Ein zentrales Element ist ein präzises Umgebungsmodell, das mithilfe von Regressionsmethoden die thermische Dynamik und Leistungszustände vorhersagt. Kombiniert mit 13 semantischen Code‑Features, die ein großes Sprachmodell aus dem Quellcode von OpenMP‑Programmen extrahiert, ermöglicht das System einen Zero‑Shot-Ansatz: Neue Workloads können ohne aufwändige Profiling‑Samples auf bereits trainierten Plattformen eingesetzt werden, indem synthetische Trainingsdaten generiert werden.

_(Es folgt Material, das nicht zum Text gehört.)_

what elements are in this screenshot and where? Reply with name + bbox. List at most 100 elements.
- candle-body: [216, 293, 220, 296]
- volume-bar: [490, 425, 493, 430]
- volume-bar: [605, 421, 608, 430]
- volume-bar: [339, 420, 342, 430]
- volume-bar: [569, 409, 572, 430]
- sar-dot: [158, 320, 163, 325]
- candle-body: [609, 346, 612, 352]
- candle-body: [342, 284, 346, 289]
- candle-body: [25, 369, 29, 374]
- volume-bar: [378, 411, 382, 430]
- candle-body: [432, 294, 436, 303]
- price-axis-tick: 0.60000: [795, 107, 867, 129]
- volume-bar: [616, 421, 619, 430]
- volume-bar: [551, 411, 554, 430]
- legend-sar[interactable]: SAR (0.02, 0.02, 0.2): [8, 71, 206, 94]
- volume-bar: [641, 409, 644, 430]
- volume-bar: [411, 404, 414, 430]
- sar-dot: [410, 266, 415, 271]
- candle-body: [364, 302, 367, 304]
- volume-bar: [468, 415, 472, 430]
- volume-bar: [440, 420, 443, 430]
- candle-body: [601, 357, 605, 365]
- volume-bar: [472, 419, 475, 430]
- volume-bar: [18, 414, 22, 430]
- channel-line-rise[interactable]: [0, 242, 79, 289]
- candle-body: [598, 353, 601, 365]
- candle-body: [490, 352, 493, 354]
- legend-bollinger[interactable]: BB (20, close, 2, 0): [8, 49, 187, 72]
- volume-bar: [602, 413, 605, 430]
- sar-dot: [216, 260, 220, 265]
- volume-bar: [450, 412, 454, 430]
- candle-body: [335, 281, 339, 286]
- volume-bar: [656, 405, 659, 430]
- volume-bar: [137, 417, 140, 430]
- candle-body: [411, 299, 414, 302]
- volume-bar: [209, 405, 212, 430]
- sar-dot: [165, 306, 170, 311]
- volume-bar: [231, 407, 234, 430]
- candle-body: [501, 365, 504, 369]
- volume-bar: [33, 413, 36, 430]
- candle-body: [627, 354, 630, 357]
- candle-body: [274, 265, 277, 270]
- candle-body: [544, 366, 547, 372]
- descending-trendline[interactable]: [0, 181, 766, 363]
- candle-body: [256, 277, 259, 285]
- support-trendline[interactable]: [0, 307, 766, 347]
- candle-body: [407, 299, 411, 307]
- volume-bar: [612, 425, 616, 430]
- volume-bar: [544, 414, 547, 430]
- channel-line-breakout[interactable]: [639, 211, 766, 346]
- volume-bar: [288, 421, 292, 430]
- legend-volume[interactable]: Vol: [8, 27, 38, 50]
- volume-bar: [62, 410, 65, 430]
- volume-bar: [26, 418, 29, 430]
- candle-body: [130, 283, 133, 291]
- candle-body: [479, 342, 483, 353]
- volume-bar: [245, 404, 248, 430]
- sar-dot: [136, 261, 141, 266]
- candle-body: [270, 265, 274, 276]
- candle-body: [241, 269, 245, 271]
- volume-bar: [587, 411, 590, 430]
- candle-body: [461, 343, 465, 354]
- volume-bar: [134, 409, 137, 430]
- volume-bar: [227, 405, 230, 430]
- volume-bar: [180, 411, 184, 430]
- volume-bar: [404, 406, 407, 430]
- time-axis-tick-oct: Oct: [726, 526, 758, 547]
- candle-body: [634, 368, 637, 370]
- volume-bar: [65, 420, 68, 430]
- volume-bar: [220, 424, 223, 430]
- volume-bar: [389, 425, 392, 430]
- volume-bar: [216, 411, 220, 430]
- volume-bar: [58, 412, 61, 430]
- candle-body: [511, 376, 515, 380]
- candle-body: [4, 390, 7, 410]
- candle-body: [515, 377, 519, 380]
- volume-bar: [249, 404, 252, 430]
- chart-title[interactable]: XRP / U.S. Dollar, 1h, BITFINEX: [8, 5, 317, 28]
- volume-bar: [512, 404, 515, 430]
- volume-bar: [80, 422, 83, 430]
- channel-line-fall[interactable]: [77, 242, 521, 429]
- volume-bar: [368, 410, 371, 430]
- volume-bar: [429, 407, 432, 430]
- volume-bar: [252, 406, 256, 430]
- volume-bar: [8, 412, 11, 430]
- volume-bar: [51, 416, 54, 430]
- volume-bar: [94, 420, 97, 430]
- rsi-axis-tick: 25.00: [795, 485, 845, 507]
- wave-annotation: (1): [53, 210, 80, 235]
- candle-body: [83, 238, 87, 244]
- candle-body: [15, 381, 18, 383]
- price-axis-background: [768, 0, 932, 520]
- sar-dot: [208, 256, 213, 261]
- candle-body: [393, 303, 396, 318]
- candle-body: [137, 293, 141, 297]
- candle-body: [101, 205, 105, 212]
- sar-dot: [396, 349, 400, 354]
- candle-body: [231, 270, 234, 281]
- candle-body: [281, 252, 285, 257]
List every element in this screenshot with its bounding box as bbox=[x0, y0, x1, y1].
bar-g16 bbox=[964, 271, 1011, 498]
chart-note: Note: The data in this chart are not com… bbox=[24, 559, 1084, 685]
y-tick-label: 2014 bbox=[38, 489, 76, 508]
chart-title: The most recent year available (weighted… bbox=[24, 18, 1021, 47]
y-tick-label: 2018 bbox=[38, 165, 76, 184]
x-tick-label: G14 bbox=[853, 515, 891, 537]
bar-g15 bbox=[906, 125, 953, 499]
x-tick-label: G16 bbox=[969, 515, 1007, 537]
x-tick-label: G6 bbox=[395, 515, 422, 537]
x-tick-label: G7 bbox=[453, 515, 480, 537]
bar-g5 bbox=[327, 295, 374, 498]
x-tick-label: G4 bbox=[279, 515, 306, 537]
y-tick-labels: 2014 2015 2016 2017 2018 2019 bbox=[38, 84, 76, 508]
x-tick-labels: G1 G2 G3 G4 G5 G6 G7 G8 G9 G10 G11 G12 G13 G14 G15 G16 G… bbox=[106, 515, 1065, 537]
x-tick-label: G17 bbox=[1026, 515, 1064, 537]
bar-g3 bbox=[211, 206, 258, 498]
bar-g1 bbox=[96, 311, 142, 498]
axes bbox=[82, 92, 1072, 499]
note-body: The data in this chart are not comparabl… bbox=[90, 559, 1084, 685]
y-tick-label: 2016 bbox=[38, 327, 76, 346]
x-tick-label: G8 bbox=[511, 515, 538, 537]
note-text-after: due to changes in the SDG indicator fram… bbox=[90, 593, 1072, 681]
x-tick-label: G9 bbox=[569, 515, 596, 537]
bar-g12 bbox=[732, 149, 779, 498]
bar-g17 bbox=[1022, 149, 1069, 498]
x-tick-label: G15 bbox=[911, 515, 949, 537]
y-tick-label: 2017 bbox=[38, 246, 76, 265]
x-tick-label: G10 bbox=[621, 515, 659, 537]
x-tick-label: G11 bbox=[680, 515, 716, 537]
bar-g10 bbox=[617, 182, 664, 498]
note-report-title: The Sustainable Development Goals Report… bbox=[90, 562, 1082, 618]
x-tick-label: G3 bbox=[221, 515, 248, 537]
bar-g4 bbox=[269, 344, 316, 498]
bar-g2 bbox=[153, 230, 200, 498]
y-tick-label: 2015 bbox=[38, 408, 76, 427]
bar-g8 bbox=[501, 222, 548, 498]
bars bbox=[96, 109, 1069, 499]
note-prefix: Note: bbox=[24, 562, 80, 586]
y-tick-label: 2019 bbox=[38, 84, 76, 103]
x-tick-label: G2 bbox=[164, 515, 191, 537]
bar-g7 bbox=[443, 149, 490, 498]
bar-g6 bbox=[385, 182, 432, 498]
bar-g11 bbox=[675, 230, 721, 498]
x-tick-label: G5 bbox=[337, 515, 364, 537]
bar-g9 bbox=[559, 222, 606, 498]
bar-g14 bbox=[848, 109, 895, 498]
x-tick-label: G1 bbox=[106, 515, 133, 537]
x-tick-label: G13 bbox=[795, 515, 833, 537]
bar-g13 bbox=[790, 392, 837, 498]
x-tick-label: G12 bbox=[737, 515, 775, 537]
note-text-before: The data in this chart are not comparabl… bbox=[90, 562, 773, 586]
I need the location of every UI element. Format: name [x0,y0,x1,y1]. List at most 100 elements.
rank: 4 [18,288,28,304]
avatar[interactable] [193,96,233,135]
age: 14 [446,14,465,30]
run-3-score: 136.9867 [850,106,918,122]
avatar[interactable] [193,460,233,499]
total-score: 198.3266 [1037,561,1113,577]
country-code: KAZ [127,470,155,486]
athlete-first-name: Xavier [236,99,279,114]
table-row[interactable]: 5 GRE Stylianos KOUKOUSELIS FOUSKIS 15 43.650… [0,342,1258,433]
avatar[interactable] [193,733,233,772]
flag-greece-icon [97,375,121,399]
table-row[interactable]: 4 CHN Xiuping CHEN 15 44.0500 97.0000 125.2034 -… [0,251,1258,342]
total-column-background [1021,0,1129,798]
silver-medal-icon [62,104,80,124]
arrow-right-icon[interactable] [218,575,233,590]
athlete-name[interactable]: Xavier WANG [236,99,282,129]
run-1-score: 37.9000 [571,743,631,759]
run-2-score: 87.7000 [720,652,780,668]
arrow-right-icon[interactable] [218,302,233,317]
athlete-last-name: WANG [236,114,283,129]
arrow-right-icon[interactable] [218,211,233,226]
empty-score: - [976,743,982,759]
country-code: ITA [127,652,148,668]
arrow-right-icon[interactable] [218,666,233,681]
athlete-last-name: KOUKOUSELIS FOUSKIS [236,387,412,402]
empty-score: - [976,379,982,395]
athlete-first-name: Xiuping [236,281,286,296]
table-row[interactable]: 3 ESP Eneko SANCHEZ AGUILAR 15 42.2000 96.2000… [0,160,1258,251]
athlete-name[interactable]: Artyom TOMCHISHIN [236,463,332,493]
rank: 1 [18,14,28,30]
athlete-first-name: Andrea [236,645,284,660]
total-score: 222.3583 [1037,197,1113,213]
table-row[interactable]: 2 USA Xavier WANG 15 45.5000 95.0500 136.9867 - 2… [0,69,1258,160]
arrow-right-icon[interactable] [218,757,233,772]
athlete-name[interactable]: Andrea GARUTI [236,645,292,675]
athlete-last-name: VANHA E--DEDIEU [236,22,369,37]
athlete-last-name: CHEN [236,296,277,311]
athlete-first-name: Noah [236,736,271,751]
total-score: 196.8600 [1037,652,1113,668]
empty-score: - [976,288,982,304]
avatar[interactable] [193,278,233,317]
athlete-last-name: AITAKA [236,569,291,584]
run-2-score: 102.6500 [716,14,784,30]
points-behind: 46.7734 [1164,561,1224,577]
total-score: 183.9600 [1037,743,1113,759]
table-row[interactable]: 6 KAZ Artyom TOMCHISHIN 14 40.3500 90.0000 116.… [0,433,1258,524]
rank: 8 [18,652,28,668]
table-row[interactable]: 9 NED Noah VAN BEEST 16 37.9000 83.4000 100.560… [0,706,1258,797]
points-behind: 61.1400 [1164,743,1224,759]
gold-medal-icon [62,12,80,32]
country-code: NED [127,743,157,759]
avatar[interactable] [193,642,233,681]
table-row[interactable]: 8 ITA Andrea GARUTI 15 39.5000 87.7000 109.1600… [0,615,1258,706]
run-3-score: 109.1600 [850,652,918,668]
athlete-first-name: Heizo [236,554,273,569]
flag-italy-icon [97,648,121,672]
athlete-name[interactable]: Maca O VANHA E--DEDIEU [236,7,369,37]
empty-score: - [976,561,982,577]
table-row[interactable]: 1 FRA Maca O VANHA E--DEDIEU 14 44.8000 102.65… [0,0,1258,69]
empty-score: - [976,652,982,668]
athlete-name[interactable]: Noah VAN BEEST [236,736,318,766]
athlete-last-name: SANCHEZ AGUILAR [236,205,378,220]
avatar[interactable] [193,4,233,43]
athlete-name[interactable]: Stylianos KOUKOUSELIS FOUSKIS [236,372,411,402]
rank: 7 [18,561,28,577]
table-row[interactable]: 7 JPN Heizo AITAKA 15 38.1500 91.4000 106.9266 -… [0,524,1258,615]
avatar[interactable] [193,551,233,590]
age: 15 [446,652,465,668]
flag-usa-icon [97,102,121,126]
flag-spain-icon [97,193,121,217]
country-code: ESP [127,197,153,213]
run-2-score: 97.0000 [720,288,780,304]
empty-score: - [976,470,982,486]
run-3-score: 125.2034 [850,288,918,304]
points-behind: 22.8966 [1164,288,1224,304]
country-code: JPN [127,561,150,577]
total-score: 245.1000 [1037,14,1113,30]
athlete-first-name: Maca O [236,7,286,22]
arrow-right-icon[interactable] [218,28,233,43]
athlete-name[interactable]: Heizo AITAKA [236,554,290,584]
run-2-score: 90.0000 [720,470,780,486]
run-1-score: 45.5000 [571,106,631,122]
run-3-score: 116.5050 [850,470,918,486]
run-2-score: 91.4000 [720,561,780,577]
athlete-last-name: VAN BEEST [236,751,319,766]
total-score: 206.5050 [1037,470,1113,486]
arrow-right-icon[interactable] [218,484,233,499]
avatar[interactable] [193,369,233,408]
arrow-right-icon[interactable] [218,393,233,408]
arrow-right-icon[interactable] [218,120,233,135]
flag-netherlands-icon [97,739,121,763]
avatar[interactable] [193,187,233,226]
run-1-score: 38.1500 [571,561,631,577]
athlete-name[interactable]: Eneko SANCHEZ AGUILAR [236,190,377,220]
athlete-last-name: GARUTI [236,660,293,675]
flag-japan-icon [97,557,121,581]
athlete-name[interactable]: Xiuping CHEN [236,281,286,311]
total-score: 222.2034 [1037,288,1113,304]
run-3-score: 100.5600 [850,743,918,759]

Der Dyna‑Q‑inspiriertes Rahmenwerk verbindet direkte Reinforcement‑Learning‑Schritte mit modellbasiertem Planen und beschleunigt die Konvergenz um das 20‑fache im Vergleich zu rein modellfreien Methoden. In umfangreichen Tests mit den BOTS- und PolybenchC‑Benchmarks auf NVIDIA Jetson TX2, Jetson Orin NX, RubikPi und Intel Core i7 zeigte ZeroDVFS eine Energieeffizienz, die 7,09‑mal besser ist, und einen Makespan, der 4,0‑mal schneller ist als bei der Standard‑Linux‑Ondemand‑Governance.